An important first consideration in styling: what about this tree can be changed, and what can’t? For example, a branch’s position can be changed, but not its point of attachment.

Spruce can stand to have more foliage removed at one time than a juniper can, but less than a pine will tolerate. The best time to prune spruce is in mid-late summer; the best time to wire them is in the fall.

To some degree, you can get away with a procedure at the “wrong time” if you provide good enough aftercare: more light, partial shade, higher ambient humidity, whatever may be needed.

Pruning is more important than wiring in determining a tree’s shape.

When pruning, remember that inner foliage is not acclimated to full sun and may sunburn easily. Best to retain some extra, sun-tolerant foliage on a keeper branch, to make sure photosynthesis keeps going while the inner foliage adjusts. Once the inner foliage hardens, the extra can be removed.

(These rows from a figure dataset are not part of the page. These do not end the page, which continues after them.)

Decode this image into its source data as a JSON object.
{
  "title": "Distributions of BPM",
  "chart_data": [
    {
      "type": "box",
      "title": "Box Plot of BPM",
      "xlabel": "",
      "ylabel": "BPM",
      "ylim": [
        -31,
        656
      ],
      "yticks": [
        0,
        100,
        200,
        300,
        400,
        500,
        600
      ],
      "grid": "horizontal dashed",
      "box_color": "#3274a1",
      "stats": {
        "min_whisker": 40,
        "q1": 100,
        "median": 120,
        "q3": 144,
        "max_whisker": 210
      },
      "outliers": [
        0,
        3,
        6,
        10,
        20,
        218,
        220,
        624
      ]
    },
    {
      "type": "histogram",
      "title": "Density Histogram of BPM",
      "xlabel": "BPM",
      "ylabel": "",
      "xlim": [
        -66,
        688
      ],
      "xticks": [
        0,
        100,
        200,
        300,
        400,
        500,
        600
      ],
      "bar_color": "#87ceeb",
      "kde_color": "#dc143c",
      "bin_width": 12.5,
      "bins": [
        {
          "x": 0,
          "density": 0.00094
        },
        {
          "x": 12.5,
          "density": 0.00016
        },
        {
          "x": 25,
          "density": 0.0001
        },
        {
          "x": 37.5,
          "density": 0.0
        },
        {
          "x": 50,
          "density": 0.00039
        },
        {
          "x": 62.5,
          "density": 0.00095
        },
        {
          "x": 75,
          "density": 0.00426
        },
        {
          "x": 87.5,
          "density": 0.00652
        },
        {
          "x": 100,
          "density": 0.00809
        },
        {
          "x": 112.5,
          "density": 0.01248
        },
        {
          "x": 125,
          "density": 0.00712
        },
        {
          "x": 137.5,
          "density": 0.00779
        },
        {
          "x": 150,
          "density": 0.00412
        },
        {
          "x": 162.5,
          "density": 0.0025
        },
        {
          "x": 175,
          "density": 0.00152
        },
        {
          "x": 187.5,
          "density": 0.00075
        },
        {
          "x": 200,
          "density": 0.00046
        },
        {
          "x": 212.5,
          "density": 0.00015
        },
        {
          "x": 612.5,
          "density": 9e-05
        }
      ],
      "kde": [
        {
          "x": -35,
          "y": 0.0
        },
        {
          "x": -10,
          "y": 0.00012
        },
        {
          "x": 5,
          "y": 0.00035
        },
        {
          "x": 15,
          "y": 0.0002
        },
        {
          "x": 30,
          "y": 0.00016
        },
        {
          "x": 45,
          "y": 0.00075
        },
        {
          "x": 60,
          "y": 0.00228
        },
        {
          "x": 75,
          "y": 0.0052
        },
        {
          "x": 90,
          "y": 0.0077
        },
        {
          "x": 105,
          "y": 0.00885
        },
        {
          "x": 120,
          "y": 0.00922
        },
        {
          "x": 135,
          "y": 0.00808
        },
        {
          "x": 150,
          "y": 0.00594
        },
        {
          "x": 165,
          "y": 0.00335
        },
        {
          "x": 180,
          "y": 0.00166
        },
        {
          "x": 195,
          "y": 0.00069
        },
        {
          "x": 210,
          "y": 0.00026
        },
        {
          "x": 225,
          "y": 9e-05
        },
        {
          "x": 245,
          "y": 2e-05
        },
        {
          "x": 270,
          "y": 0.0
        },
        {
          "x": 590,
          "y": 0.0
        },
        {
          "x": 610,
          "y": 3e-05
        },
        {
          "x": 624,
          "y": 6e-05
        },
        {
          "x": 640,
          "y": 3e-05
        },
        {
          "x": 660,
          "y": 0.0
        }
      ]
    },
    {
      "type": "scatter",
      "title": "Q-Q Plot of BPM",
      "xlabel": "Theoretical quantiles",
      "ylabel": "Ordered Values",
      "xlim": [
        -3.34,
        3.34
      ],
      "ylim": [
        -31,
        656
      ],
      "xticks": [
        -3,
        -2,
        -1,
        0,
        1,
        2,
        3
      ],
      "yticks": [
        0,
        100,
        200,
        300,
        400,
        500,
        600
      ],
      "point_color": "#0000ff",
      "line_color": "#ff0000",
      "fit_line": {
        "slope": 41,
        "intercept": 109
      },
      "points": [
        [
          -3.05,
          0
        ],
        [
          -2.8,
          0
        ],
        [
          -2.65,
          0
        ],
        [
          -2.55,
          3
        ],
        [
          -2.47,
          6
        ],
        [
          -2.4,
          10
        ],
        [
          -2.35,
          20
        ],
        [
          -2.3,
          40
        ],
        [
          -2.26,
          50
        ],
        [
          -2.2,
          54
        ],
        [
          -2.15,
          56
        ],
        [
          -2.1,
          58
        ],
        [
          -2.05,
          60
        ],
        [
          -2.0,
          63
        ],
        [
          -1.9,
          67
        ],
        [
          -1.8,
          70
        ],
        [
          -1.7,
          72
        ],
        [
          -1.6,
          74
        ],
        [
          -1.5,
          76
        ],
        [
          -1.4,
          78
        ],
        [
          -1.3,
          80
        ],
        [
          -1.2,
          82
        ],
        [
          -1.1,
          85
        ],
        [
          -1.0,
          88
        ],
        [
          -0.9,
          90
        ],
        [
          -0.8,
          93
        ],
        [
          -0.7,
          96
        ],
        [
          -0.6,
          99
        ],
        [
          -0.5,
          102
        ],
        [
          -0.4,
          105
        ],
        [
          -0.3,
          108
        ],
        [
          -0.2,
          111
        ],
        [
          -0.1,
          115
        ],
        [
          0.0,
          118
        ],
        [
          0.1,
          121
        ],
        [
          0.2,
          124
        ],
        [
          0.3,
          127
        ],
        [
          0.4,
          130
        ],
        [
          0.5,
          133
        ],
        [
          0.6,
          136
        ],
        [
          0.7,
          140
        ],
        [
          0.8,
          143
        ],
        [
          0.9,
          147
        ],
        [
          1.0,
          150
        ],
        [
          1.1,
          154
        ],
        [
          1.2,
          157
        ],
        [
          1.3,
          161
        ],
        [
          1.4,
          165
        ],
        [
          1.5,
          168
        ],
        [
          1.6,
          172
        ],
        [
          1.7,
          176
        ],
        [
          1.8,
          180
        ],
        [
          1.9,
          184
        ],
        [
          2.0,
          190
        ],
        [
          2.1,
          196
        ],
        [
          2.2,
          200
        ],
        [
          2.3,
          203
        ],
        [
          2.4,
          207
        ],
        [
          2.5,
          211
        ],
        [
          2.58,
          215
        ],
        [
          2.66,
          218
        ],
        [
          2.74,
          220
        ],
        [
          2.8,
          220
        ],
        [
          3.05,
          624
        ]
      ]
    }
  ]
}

When selecting branches to keep, try to visualize, as best you can, how they will bulk up over the next 5-10 years.

Before you cut back a keeper branch at all, make sure that there are healthy buds remaining among the needles that will be left. (This is most important when pruning needled conifers, but can make a difference with other conifers too.)

Once major branches are positioned, you can see which secondary branches are needed and which can be removed; then you can do the same with tertiary branches.

Peter recommends organic fertilizers, primarily for two reasons. First, he says, they enrich the soil itself and thus support the microbiota that help a tree flourish. Second, if a tree adapts to frequent heavy doses of fertilizer, the roots have no reason to spread very far.

Thanks, Peter!

:-)  :-)  :-)


  1. This is a very interesting post Steve and some tree. Thanks.

    1. You're welcome, Mike. It was hard to see at first how Peter would get a tree-like image out of it -- it looked like an amorphous fuzzy green mass! He did a fine job!

      I'd like to hear any feedback he has on this post, but that's up to him, of course.